Looking to the Russell 2000, which is a conglomerate of 2000 U.S. based small cap companies, have also seen a sharp decline this week as well, but why? Last week we got a great jobs report and a reduction in the unemployment rate. So, why would this index be down close to 5% this week when the index is made up of only U.S. companies? Was the jobs report baked into the market as old news? Also, why does the yield on the 10 Year Treasury Bond continue to fall back down to ~2.5% when people should be fleeing this market in search for a better yield in equities? As always, there remains so many questions however, there comes a time to stop looking at the short term concerns and capitalize on corrections that occur that cant be explained.
Making the Watchlist: Below are the stocks that I will be looking at over the coming months. I will provide the the current stock price and why I am watching them. I will comment on them as I continue to keep an eye on them. You will be able to see and follow their growth and/or decline. Chart links may be attached.

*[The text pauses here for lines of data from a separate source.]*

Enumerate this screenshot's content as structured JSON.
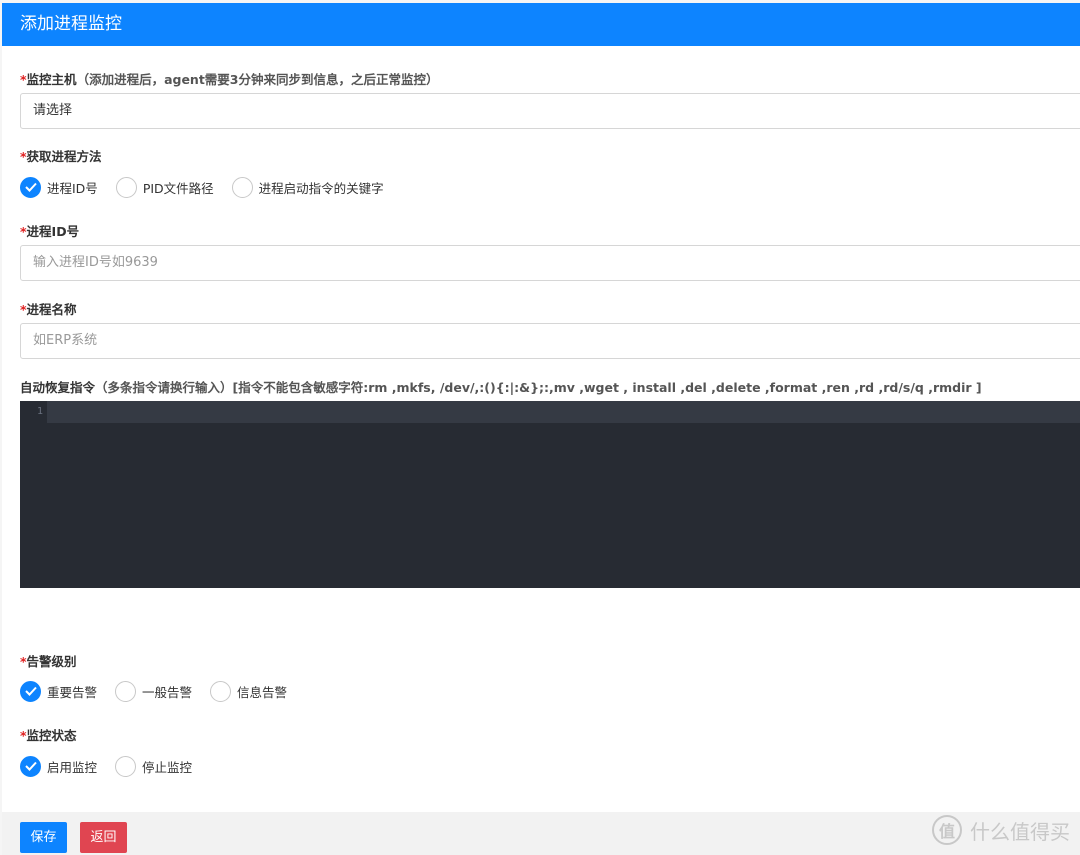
{
  "header": {
    "title": "添加进程监控"
  },
  "host": {
    "label": "监控主机",
    "hint": "（添加进程后，agent需要3分钟来同步到信息，之后正常监控）",
    "selected": "请选择"
  },
  "method": {
    "label": "获取进程方法",
    "options": [
      {
        "label": "进程ID号",
        "checked": true
      },
      {
        "label": "PID文件路径",
        "checked": false
      },
      {
        "label": "进程启动指令的关键字",
        "checked": false
      }
    ]
  },
  "pid": {
    "label": "进程ID号",
    "placeholder": "输入进程ID号如9639"
  },
  "name": {
    "label": "进程名称",
    "placeholder": "如ERP系统"
  },
  "recovery": {
    "label": "自动恢复指令",
    "hint": "（多条指令请换行输入）[指令不能包含敏感字符:rm ,mkfs, /dev/,:(){:|:&};:,mv ,wget , install ,del ,delete ,format ,ren ,rd ,rd/s/q ,rmdir ]",
    "line_number": "1"
  },
  "level": {
    "label": "告警级别",
    "options": [
      {
        "label": "重要告警",
        "checked": true
      },
      {
        "label": "一般告警",
        "checked": false
      },
      {
        "label": "信息告警",
        "checked": false
      }
    ]
  },
  "status": {
    "label": "监控状态",
    "options": [
      {
        "label": "启用监控",
        "checked": true
      },
      {
        "label": "停止监控",
        "checked": false
      }
    ]
  },
  "buttons": {
    "save": "保存",
    "back": "返回"
  },
  "required_mark": "*",
  "watermark": {
    "icon_text": "值",
    "text": "什么值得买"
  },
  "colors": {
    "primary": "#0d84ff",
    "danger": "#e04551",
    "editor_bg": "#272b33"
  }
}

Allergan (AGN) $166.43- operates as a multi-specialty health care company primarily in the United States, Europe, Latin America, and the Asia Pacific. The company discovers, develops, and commercializes pharmaceutical, biological, medical device, and over-the-counter products for the ophthalmic, neurological, medical aesthetics, medical dermatology, breast aesthetics, urological, and other specialty markets. AGN is in the middle of a hostile takeover by Valeant and Pershing Square Capital (Bill Ackman). The acquirer is looking for a special shareholders meeting to vote and remove 6 board members and be replaced by 6 new members chosen by Pershing and Valeant to allow the acquisition to take place. With or without the acquisition, AGN has $14 billion in free cash flow and is growing its earning by double digits each year.
From the Trading Floor to the Option Pit: A quick look at whats on the trading desk:
S&P 500 (SPX) -I bought straight weekly "PUTS" at 1965 to protect my long positions.
Allergan (AGN)- After Valeant and Pershing Square increased their bid to buyout AGN, I bought common shares at $168.50.